Robert M. Wells ’08 Dies After Fall From Delta Upsilon Room

Robert M. Wells ’08 died Saturday morning after a five-story fall from the Delta Upsilon fraternity house. His death, which has been characterized as accidental by friends and family, is under investigation. Wells was 22.

A call to 911 was placed from the DU house at 5:44 a.m. on Saturday, March 1, said Officer Eddy Chrispin, a spokesman for the Boston Police Department. Chrispin said he did not know who placed the call. He said that “EMS responded … followed by police,” and that Wells was pronounced dead at the scene.

An autopsy is currently scheduled and results are expected in the next few days, said Chrispin. The police “don’t suspect foul play,” he said, but investigators have not made a final ruling. Chrispin said that alcohol was not suspected as a factor in Wells’s death.

In the fall 2004 subject Writing and Experience (21W.731), Wells wrote a piece titled “What Is Depression?” that outlined his personal struggles with bipolar disorder and atypical clinical depression. In the piece, which is posted online, Wells described a conversation with his doctor who said that he would be on three psychiatric medications “throughout college and maybe for the rest of [his] life.”

Friends of Wells have, however, stressed that his death was accidental. Michael R. Smith-Bronstein ’09, the president of DU, said that the death was almost certainly an accident. Asked about the possibility that Wells killed himself, “almost everyone is sure that that was not the case … the entire brotherhood,” said Smith-Bronstein. “Rob’s bed was situated close to the window,” he said, adding that “everyone was asleep [when Wells fell].” Smith-Bronstein said that Wells’s window did not have a fire escape outside.

Robert Kevin Moore ’92, a DU alumnus, told the Boston Globe that he was in town for a DU initiation ceremony and that Wells slept very close to an open window because the house was usually very hot.

In the past year, three Boston-area college students have accidentally died in falls from residences.

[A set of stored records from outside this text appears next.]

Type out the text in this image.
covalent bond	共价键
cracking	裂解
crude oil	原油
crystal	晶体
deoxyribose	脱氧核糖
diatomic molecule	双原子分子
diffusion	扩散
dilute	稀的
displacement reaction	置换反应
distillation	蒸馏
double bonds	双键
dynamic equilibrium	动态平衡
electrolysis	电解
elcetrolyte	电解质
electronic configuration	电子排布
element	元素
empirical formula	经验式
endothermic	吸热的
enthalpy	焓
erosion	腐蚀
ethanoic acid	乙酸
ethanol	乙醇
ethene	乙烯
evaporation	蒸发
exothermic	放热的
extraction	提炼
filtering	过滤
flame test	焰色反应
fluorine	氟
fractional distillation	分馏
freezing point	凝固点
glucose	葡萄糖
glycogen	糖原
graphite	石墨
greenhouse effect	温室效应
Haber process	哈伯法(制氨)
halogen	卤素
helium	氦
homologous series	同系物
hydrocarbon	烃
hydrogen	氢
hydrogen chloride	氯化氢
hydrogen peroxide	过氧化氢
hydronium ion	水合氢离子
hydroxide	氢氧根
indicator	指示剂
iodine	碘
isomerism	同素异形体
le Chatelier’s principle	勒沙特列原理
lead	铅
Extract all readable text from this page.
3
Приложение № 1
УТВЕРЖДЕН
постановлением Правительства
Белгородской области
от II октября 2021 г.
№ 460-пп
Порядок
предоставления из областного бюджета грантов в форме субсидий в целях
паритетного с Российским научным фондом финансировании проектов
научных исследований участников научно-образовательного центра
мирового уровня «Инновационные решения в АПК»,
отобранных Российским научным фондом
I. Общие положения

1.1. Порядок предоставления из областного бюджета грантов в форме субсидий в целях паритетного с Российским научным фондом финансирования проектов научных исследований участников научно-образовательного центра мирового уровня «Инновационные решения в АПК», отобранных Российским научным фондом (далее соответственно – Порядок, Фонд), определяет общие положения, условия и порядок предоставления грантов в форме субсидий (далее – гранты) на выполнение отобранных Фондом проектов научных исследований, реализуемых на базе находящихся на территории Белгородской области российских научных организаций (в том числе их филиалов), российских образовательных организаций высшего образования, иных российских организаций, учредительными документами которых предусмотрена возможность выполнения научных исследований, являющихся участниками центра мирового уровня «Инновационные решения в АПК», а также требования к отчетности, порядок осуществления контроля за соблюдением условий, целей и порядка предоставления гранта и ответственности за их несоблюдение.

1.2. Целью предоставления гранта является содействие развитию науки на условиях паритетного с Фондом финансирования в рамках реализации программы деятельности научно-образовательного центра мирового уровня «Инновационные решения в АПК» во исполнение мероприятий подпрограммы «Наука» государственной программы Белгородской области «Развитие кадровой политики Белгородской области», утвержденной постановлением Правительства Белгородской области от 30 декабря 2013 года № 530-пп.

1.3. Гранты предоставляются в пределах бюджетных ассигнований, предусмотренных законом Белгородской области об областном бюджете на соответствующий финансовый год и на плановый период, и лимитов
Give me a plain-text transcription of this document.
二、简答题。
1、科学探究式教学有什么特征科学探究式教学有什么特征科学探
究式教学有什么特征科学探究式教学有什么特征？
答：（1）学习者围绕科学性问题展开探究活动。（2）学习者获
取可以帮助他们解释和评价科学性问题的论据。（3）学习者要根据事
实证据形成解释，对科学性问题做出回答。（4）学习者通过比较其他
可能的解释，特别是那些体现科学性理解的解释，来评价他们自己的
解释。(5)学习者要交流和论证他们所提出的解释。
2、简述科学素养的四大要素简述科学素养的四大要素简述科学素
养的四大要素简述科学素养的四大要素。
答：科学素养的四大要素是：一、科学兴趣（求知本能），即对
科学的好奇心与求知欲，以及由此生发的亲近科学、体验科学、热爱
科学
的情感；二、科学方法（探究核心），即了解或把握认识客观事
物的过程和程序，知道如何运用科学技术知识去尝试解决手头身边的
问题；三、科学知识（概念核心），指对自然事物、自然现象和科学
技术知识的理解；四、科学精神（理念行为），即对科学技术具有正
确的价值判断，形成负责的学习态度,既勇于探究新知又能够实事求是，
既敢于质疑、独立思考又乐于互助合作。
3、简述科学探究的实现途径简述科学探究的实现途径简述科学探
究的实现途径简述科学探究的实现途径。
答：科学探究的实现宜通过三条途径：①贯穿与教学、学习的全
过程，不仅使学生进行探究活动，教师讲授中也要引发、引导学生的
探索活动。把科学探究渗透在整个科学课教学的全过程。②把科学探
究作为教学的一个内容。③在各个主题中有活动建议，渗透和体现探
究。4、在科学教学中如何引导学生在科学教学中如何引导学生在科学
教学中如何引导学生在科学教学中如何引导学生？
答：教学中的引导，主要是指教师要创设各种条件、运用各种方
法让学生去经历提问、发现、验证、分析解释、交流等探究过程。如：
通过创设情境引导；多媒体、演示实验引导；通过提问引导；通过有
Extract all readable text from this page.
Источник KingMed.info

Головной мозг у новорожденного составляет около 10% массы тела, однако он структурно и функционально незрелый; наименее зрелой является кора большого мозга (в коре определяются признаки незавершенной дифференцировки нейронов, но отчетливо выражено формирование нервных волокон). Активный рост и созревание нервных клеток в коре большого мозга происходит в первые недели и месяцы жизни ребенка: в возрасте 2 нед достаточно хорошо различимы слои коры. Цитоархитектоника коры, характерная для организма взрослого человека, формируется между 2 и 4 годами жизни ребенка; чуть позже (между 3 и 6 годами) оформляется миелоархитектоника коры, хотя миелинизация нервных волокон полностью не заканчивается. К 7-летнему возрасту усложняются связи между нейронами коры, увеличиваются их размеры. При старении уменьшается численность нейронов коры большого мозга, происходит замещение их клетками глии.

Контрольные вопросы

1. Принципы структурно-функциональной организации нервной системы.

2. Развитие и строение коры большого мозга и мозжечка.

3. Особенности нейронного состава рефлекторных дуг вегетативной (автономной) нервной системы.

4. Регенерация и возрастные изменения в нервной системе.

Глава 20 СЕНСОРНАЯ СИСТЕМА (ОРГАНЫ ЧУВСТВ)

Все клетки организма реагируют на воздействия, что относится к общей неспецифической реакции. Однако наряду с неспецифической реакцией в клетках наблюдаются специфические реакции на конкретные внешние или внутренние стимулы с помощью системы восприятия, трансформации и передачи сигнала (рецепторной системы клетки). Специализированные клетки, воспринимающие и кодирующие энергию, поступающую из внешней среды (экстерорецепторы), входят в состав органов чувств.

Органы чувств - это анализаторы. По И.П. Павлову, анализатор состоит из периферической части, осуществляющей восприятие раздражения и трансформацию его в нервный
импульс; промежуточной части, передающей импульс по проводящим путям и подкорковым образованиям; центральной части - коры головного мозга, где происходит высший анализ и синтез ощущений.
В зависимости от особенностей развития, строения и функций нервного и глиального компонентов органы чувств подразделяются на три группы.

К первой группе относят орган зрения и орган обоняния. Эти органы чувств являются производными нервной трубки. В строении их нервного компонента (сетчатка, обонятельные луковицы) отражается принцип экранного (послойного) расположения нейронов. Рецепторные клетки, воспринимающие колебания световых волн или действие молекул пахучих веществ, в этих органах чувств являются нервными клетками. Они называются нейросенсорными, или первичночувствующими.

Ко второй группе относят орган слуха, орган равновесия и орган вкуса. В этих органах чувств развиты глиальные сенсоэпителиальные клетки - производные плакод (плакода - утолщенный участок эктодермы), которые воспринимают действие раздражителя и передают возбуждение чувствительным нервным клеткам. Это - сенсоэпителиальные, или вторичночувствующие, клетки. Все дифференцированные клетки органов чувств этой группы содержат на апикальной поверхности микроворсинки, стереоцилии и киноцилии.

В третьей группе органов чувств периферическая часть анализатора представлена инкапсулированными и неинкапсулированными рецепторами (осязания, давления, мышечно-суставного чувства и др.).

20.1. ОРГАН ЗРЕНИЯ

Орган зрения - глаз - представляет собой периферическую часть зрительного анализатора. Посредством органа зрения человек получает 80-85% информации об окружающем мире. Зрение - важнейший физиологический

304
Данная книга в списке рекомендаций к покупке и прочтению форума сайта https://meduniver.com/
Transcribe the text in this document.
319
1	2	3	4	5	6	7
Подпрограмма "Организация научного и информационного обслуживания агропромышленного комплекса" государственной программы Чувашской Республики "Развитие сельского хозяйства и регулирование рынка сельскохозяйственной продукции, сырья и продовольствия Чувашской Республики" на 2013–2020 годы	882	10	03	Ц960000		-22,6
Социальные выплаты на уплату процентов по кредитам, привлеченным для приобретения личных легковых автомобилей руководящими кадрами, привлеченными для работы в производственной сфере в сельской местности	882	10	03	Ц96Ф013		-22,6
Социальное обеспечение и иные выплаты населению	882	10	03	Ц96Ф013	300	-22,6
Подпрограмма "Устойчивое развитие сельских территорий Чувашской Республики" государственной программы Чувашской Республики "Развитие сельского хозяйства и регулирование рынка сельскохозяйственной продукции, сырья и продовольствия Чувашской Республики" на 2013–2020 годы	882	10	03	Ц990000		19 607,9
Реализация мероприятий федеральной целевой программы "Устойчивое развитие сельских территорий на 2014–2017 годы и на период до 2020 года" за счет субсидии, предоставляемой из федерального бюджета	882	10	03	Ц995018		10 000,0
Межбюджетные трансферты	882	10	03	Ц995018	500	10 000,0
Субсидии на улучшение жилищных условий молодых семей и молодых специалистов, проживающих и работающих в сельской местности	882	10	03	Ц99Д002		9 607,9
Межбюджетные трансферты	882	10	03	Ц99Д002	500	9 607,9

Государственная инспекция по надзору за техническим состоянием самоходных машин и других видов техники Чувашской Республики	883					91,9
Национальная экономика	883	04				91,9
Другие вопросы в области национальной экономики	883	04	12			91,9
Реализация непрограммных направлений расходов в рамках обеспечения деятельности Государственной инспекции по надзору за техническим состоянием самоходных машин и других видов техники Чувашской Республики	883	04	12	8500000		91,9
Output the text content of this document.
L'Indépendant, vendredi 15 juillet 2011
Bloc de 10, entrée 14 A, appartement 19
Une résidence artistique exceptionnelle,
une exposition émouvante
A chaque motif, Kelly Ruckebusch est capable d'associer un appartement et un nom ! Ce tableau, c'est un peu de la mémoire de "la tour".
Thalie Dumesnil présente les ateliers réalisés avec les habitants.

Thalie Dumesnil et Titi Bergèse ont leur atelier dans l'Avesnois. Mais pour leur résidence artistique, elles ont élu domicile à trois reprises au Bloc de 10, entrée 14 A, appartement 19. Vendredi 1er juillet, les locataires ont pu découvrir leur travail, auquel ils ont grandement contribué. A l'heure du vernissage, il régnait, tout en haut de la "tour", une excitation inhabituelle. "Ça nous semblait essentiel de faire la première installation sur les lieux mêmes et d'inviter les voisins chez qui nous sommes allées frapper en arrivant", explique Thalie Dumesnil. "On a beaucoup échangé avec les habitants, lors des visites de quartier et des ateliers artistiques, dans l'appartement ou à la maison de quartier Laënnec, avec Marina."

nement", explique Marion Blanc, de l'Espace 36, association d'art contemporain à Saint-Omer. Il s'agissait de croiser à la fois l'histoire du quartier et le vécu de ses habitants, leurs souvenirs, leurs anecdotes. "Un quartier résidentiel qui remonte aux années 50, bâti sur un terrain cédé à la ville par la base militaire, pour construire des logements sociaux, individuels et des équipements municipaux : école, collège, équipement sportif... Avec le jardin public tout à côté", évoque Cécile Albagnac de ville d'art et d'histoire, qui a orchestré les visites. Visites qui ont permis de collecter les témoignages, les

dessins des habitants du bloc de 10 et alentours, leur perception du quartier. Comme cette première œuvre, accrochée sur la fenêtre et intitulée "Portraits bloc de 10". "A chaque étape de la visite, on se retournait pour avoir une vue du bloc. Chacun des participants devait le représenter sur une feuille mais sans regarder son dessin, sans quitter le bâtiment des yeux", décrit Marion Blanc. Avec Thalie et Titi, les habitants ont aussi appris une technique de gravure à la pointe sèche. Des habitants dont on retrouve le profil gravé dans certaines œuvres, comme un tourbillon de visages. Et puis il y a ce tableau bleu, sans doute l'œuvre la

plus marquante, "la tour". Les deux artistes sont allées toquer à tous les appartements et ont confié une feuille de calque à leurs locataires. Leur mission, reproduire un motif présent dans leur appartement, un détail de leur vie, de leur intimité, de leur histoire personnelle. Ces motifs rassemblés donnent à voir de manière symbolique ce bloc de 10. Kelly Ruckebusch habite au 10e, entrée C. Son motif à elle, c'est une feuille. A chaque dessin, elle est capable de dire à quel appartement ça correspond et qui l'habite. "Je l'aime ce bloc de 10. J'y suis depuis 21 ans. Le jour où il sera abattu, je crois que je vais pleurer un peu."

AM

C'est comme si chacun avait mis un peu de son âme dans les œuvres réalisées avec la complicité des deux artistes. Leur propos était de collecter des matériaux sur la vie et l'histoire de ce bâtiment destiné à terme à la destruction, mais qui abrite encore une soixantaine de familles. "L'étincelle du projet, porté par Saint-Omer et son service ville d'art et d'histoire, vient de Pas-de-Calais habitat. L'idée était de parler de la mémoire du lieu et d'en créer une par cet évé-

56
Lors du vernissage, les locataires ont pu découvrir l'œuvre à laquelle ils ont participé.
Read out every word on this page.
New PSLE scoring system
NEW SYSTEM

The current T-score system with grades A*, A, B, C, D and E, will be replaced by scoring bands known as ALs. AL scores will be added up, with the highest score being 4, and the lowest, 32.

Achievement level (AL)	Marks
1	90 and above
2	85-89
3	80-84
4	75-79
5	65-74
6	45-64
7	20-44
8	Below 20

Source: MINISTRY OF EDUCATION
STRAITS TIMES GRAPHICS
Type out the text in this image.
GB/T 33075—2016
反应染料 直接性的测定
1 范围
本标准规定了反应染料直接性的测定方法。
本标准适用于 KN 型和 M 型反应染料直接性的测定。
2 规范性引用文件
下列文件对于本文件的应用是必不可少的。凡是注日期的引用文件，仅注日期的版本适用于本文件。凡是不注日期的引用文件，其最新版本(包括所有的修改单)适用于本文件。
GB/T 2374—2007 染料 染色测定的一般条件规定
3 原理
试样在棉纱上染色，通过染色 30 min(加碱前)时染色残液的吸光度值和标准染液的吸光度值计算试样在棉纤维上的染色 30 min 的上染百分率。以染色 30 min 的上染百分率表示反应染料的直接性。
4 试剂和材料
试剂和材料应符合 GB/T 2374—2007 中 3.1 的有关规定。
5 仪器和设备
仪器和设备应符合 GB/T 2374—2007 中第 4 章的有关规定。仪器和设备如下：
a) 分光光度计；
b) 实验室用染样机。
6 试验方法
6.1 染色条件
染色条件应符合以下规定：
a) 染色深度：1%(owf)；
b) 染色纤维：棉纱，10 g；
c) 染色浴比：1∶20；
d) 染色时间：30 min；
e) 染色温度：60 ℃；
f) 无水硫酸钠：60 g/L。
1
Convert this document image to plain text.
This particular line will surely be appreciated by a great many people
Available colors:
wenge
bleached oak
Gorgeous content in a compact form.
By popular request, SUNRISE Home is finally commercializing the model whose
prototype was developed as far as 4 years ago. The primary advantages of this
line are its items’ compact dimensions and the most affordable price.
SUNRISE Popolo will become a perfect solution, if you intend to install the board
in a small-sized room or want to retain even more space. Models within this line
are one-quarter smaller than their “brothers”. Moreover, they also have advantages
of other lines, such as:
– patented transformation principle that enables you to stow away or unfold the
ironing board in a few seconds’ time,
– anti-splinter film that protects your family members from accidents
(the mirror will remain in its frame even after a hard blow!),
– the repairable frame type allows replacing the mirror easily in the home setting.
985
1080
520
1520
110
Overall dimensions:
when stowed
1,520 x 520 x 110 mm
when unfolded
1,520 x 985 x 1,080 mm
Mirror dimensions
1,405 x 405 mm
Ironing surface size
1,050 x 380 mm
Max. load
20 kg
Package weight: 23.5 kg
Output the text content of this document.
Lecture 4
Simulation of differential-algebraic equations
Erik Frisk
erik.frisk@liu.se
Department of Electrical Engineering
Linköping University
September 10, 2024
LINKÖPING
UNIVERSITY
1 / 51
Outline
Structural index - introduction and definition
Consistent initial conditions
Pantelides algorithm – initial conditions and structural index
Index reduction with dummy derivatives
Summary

In January, Michael Robertson, a Boston University sophomore, died after falling out of a fourth-floor window. Last November, Shawn Dow, a student at the Art Institute of Boston, was killed after falling off of a roof at a party. Last August, James T. Albrecht ’08 died after falling from the roof of a New York apartment building.

Pamela Dumas Serfes, MIT’s executive director of news and communications, said that “fraternities have a very … robust safety program that has to conform to city standards in Boston.”

Kaya Miller, the assistant dean of Fraternities, Sororities, and Independent Living Groups and Residential Life Programs, said that FSILGs have multiple safety inspections each year. Each FSILG in Boston is inspected by the fire department and the Boston Inspectional Services Department, said Miller. “Boston Fire does have to approve all lofts and … sleeping area[s],” said Miller. DU was “current in their inspection,” she said.

Miller also said that MIT likely would not issue additional restrictions on FSILGs. “[MIT] doesn’t get into the nuances of what exactly the building needs to be,” she said.

MIT has, however, altered on-campus housing for safety reasons before. In February 2004, MIT banned all flags and banners from the outsides of dormitory windows, allegedly because they posed a fire hazard. MIT also added window restraints — which allowed windows to open only 15 degrees — in the lounges of MacGregor House following the 1990 suicide of Younes Borki ’92. The restraints were strengthened in the summer of 1996 after the suicide of Melissa N. Ronge ’98. In January of 2000, MIT replaced the restraints with strong metal screens after the Feb. 1999 suicide of Michael P. Manley ’02.